The door burst open and Bremer dan Gorst strode in. Huge. Merciless.

“Get her out of here!”

Gorst took her under one arm. Oddly gentle. But utterly irresistible.

“Please!” she blubbed as he half-marched her, half-carried her out. “Orso!” She clutched at a table in desperation and dragged it over, a pile of books scattering. “Please!”

The door slammed shut.

 

 

Those Names


“There’s the beacon fire!” squeaked Greenway, pointing off through the mist. “It’s Ollensand!”

“Finally!” Stour stalked to the prow, shouldering Greenway aside for a better look. There was no missing the wriggling pinprick of light now, and there were smiles all around at the thought of land, and food, and warmth, Clover’s big as anyone’s. It had been quite the wearying voyage.

They’d scratched together a crew half his men, half Stour’s young bastards who’d lived through the battle. One had a wound in his back and died after a night of groaning on the water. They’d rolled him over the side, the only ceremony Clover’s observation that not everyone goes back to the mud after all. Some get the big drink instead. Greenway had looked green the whole way, and especially green at that, Rikke’s prediction that he’d die on water no doubt weighing on his mind.

“Home again.” Clover shook some of the salt dew from the old blanket around his shoulders. He glanced at Sholla, sitting beside him with her arm over the tiller. “Quite a feat o’ navigation.”

“Nothing to comment on,” she said modestly, though he knew she’d spent most of the nights awake, frowning at the stars and fretting over the course. Last thing they wanted was to land in the wrong place, after all, and one bit of sea looks much like another.

All the way, Stour snapped and whined like a wounded wolf indeed. Anyone hoping a glimpse of the North would sweeten his mood was sorely disappointed. All it did was remind him that he’d left with big ambitions and a few thousand men, and was coming back with neither.

“Get the oars out and row us in, you bastards!” he snarled, that fine wolfskin cloak of his snapping as he stalked between the benches. He leaned against the mast to rub at the wound on his leg. “Fucking thing! It’s right on top o’ the one the Young Lion gave me!”

“Seems a bonus,” Sholla murmured through tight lips. “You end up with one wound not two.”

“In my experience o’ the Great Wolf,” mused Clover, “and I have about as much these days as any man alive, he’s not prone to look on the sunny side. I’d best try and calm the bastard, eh?” He heaved out a sigh as he stood. “Doubt anyone else will.” And he pulled the damp blanket off and tossed it over Sholla’s head.

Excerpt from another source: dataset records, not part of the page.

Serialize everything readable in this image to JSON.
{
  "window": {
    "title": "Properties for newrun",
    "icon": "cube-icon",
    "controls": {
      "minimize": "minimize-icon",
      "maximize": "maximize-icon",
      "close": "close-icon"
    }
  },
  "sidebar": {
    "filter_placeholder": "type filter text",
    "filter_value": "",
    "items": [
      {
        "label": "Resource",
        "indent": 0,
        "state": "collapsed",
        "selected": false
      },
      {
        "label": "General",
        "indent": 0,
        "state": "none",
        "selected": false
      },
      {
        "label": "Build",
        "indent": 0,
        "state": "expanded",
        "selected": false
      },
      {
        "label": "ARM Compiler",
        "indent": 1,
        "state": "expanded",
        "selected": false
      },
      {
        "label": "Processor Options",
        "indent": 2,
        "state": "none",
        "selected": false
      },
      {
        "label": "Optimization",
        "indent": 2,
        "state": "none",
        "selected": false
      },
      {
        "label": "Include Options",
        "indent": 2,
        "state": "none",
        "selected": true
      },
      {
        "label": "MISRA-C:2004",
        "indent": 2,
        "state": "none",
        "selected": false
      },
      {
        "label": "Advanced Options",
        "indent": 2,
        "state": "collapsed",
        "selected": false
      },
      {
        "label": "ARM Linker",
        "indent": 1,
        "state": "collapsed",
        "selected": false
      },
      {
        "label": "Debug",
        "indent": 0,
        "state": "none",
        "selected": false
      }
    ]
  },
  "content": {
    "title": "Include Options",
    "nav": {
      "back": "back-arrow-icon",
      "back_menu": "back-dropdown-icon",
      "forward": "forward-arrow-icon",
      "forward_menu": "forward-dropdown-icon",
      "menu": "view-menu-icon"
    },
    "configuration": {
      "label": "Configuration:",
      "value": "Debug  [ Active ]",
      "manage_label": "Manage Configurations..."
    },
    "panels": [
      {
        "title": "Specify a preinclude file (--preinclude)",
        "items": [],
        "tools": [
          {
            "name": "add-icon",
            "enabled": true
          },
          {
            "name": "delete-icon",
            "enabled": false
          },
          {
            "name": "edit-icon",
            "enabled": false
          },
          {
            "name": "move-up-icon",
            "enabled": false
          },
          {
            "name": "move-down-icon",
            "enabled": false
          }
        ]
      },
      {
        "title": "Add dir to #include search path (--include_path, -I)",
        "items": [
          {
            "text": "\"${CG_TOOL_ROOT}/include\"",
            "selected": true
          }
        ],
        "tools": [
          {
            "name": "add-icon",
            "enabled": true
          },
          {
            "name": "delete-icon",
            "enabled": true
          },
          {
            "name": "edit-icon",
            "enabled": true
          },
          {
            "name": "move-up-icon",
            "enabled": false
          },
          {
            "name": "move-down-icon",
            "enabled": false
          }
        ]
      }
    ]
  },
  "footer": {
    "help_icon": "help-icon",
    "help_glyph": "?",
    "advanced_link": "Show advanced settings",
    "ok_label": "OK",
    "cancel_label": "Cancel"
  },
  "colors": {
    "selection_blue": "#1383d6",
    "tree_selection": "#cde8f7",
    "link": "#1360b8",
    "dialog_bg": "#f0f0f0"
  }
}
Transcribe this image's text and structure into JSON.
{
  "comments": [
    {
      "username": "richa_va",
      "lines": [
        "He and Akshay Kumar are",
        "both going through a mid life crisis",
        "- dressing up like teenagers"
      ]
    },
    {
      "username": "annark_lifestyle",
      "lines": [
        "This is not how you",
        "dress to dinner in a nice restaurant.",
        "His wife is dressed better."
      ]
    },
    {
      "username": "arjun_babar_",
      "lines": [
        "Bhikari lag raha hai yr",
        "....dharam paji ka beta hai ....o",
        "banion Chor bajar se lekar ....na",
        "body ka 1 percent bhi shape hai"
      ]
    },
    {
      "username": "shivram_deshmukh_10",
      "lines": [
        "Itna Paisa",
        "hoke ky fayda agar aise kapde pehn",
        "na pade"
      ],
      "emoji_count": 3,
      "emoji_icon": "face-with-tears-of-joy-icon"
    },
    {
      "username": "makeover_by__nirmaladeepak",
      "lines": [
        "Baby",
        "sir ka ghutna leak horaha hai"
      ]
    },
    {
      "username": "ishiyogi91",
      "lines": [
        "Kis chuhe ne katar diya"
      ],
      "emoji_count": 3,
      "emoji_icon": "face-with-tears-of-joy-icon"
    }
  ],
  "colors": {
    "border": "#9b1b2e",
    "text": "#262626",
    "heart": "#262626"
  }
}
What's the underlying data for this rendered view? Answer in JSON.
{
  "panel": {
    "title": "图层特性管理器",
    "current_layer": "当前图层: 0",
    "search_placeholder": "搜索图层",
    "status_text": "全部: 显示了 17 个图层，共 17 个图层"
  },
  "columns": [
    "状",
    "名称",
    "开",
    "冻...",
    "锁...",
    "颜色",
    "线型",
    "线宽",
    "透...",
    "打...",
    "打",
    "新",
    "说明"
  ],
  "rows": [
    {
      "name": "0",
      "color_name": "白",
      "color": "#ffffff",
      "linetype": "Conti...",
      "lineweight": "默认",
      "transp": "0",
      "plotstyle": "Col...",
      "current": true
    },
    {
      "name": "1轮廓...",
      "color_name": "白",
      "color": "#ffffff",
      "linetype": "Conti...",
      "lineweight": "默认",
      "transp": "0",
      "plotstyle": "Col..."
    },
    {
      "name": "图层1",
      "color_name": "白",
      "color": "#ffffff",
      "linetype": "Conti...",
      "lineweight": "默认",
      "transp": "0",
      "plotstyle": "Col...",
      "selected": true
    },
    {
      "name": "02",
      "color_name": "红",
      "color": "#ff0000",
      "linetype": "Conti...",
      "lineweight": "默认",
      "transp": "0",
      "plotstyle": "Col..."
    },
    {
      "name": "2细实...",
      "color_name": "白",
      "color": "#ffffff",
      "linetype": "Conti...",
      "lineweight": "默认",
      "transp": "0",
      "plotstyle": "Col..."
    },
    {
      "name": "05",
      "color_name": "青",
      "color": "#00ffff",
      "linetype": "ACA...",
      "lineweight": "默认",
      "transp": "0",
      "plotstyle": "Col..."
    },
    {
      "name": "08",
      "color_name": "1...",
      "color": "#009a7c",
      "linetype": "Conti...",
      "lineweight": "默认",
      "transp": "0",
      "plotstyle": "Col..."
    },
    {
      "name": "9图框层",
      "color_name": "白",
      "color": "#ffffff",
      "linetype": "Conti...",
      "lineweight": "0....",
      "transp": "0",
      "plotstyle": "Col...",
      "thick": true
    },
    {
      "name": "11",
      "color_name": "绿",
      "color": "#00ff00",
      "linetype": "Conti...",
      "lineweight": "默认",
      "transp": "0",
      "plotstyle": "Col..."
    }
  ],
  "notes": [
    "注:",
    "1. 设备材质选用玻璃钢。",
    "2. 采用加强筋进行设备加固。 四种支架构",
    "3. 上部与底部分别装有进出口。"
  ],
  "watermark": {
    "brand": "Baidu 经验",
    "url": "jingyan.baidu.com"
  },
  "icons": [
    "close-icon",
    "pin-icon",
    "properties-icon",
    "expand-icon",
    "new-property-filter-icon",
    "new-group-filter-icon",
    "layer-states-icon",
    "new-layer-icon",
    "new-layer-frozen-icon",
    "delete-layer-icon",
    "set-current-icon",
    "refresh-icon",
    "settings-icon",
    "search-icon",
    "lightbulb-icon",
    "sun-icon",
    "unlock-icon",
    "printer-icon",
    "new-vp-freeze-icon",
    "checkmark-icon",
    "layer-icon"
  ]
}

Men scurried about the ship as that distant light grew brighter and was joined to either side by the grey rumour of the coast. Wood clonked, rope hissed and salt spray flew as they brought in the sailcloth and leaned to the oars.

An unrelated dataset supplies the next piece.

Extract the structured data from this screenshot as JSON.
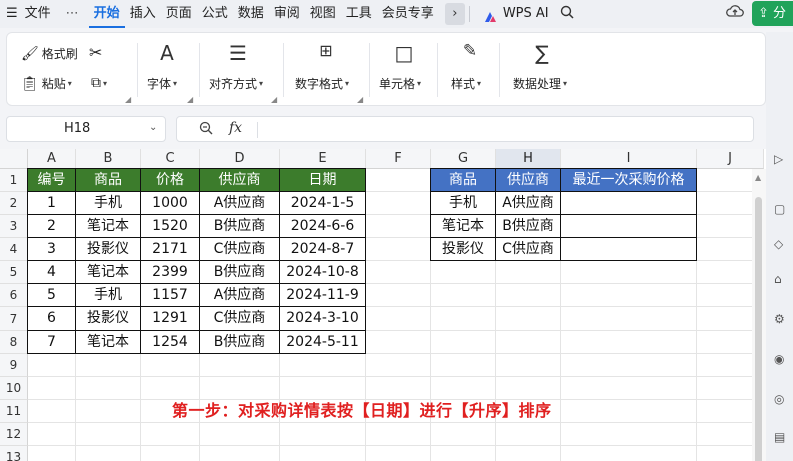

“Ready for the shore?” Clover asked Downside as he passed, and the big man gave him a wink with that bloodshot eye, red from a blow to the head in the battle. Stour was still raging, o’ course, as he walked up. What else would he be doing?

“Not a moment too fucking soon! Fucking Union. Fucking disaster.” As though failure had fallen out of the sky, rather than his having any hand in it.

Clover folded his arms and looked off towards the coast. “If no one lost, my king, where’d be the pleasure in winning?”